Mar 31 2017
With special guest Italian harmonica ace, Fabrizio Poggi
Part of the UU Coffeehouse Concert Series – Performed at the Unitarian Universalist Church in downtown Rutland
General Admission $20 in advance, $25 day of show
Guy Davis wears a lot of hats. He is a well-regarded actor, writer, composer and director. But first and foremost, Davis is a blues man.
Davis says his blues music is inspired by the southern speech of his grandmother. Though raised in the New York City area, he grew up hearing accounts of life in the rural south from his parents and especially his grandparents, and they made their way into his own stories and songs. Davis taught himself the guitar (never having the patience to take formal lessons) and learned by listening to and watching other musicians. One night on a train from Boston to New York he picked up finger picking from a nine-fingered guitar player. His first exposure to the blues was at a summer camp in Vermont run by Pete Seeger’s brother John Seeger, where he learned how to play the five-string banjo.
Blues music and all its attendant traditions are at the core of everything Davis does, from writing and performing his own stage plays to recording each of his 15 albums, including his most recent, Juba Dance.
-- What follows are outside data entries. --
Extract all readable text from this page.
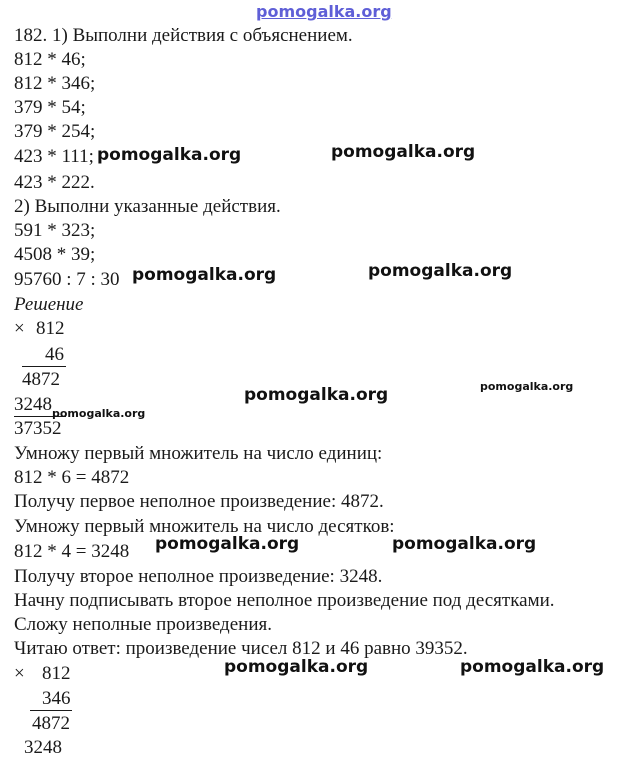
pomogalka.org
182. 1) Выполни действия с объяснением.
812 * 46;
812 * 346;
379 * 54;
379 * 254;
423 * 111;
423 * 222.
2) Выполни указанные действия.
591 * 323;
4508 * 39;
95760 : 7 : 30
Решение
× 812
46
4872
3248
37352
Умножу первый множитель на число единиц:
812 * 6 = 4872
Получу первое неполное произведение: 4872.
Умножу первый множитель на число десятков:
812 * 4 = 3248
Получу второе неполное произведение: 3248.
Начну подписывать второе неполное произведение под десятками.
Сложу неполные произведения.
Читаю ответ: произведение чисел 812 и 46 равно 39352.
× 812
346
4872
3248
pomogalka.org	pomogalka.org
pomogalka.org	pomogalka.org
pomogalka.org	pomogalka.org
pomogalka.org
pomogalka.org	pomogalka.org
pomogalka.org	pomogalka.org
That features several Davis originals along with classic acoustic blues songs by seminal artists such as Blind Lemon Jefferson and Bertha “Chippie” Hill, among others. Davis’ versions of songs such as “See That My Grave Is Kept Clean” and “Some Cold Rainy Day” help to draw a line from early acoustic blues music and his own works, collectively illustrating why Davis is widely regarded as a torchbearer for both blues tradition and innovation.